March Nymex natural gas (NGH26) on Wednesday closed down by -0.020 (-0.66%).
March nat-gas prices on Wednesday added to Tuesday's sharp losses and posted a 4-month nearest-futures low. Nat-gas prices are slumping as weather forecasts call for above-normal temperatures across the eastern half of the US for the rest of this month, potentially curbing nat-gas heating demand. Also, the warmer-than-normal temperatures will allow US nat-gas storage levels to rebuild. The Commodity Weather Group on Wednesday said above-normal temperatures are expected across the eastern half of the US through February 22, while mostly normal seasonal weather is expected for the following week.
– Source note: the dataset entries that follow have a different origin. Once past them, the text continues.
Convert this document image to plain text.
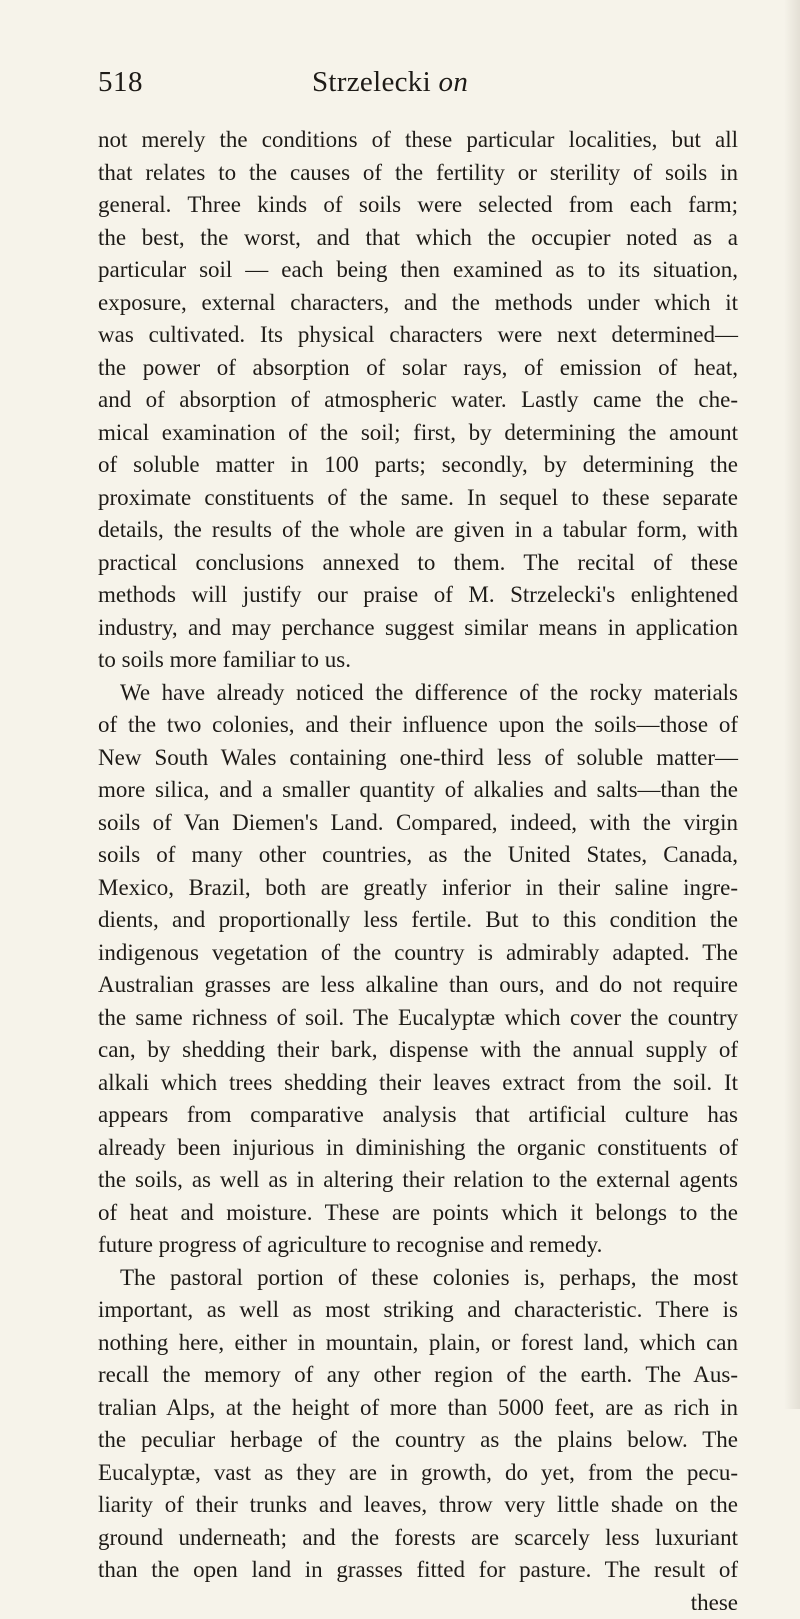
518	Strzelecki on
not merely the conditions of these particular localities, but all
that relates to the causes of the fertility or sterility of soils in
general. Three kinds of soils were selected from each farm;
the best, the worst, and that which the occupier noted as a
particular soil — each being then examined as to its situation,
exposure, external characters, and the methods under which it
was cultivated. Its physical characters were next determined—
the power of absorption of solar rays, of emission of heat,
and of absorption of atmospheric water. Lastly came the che-
mical examination of the soil; first, by determining the amount
of soluble matter in 100 parts; secondly, by determining the
proximate constituents of the same. In sequel to these separate
details, the results of the whole are given in a tabular form, with
practical conclusions annexed to them. The recital of these
methods will justify our praise of M. Strzelecki's enlightened
industry, and may perchance suggest similar means in application
to soils more familiar to us.
We have already noticed the difference of the rocky materials
of the two colonies, and their influence upon the soils—those of
New South Wales containing one-third less of soluble matter—
more silica, and a smaller quantity of alkalies and salts—than the
soils of Van Diemen's Land. Compared, indeed, with the virgin
soils of many other countries, as the United States, Canada,
Mexico, Brazil, both are greatly inferior in their saline ingre-
dients, and proportionally less fertile. But to this condition the
indigenous vegetation of the country is admirably adapted. The
Australian grasses are less alkaline than ours, and do not require
the same richness of soil. The Eucalyptæ which cover the country
can, by shedding their bark, dispense with the annual supply of
alkali which trees shedding their leaves extract from the soil. It
appears from comparative analysis that artificial culture has
already been injurious in diminishing the organic constituents of
the soils, as well as in altering their relation to the external agents
of heat and moisture. These are points which it belongs to the
future progress of agriculture to recognise and remedy.
The pastoral portion of these colonies is, perhaps, the most
important, as well as most striking and characteristic. There is
nothing here, either in mountain, plain, or forest land, which can
recall the memory of any other region of the earth. The Aus-
tralian Alps, at the height of more than 5000 feet, are as rich in
the peculiar herbage of the country as the plains below. The
Eucalyptæ, vast as they are in growth, do yet, from the pecu-
liarity of their trunks and leaves, throw very little shade on the
ground underneath; and the forests are scarcely less luxuriant
than the open land in grasses fitted for pasture. The result of
these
US (lower-48) dry gas production on Wednesday was 114.0 bcf/day (+8.9% y/y), according to BNEF. Lower-48 state gas demand on Wednesday was 85.0 bcf/day (-31.4% y/y), according to BNEF. Estimated LNG net flows to US LNG export terminals on Wednesday were 19.9 bcf/day (+2.5% w/w), according to BNEF.
Projections for higher US nat-gas production are bearish for prices. Last Tuesday, the EIA raised its forecast for 2026 US dry nat-gas production to 109.97 bcf/day from last month's estimate of 108.82 bcf/day. US nat-gas production is currently near a record high, with active US nat-gas rigs posting a 2.5-year high last Friday.
Natural gas prices surged to a 3-year high on January 28, driven by the massive storm that disrupted the US with Arctic cold weather. The well below normal temperatures caused freeze-ups in gas wells, disrupted production in Texas and elsewhere, and drove a spike in demand for natural gas for heating. About 50 billion cubic feet of natural gas came offline, or about 15% of total US natural gas production, due to freeze-ups.
As a bullish factor for gas prices, the Edison Electric Institute reported last Wednesday that US (lower-48) electricity output in the week ended February 7 rose +15.42% y/y to 91,4595 GWh (gigawatt hours), and US electricity output in the 52-week period ending February 7 rose +2.59% y/y to 4,315,797 GWh.
The consensus is that Thursday's weekly EIA nat-gas inventories will fall by -149 bcf for the week ended February 13.
Last Thursday's weekly EIA report was supportive for nat-gas prices, as nat-gas inventories for the week ended February 6 fell by -249 bcf, a smaller draw than the market consensus of -258 bcf but well above the 5-year weekly average draw of -146 bcf. As of February 6, nat-gas inventories were down -3.6% y/y and -5.5% below their 5-year seasonal average, signaling tight nat-gas supplies. As of February 16, gas storage in Europe was 33% full, compared to the 5-year seasonal average of 49% full for this time of year.
Baker Hughes reported last Friday that the number of active US nat-gas drilling rigs in the week ending February 13 rose by +3 to a 2.5-year high of 133 rigs. In the past year, the number of gas rigs has risen from the 4.75-year low of 94 rigs reported in September 2024.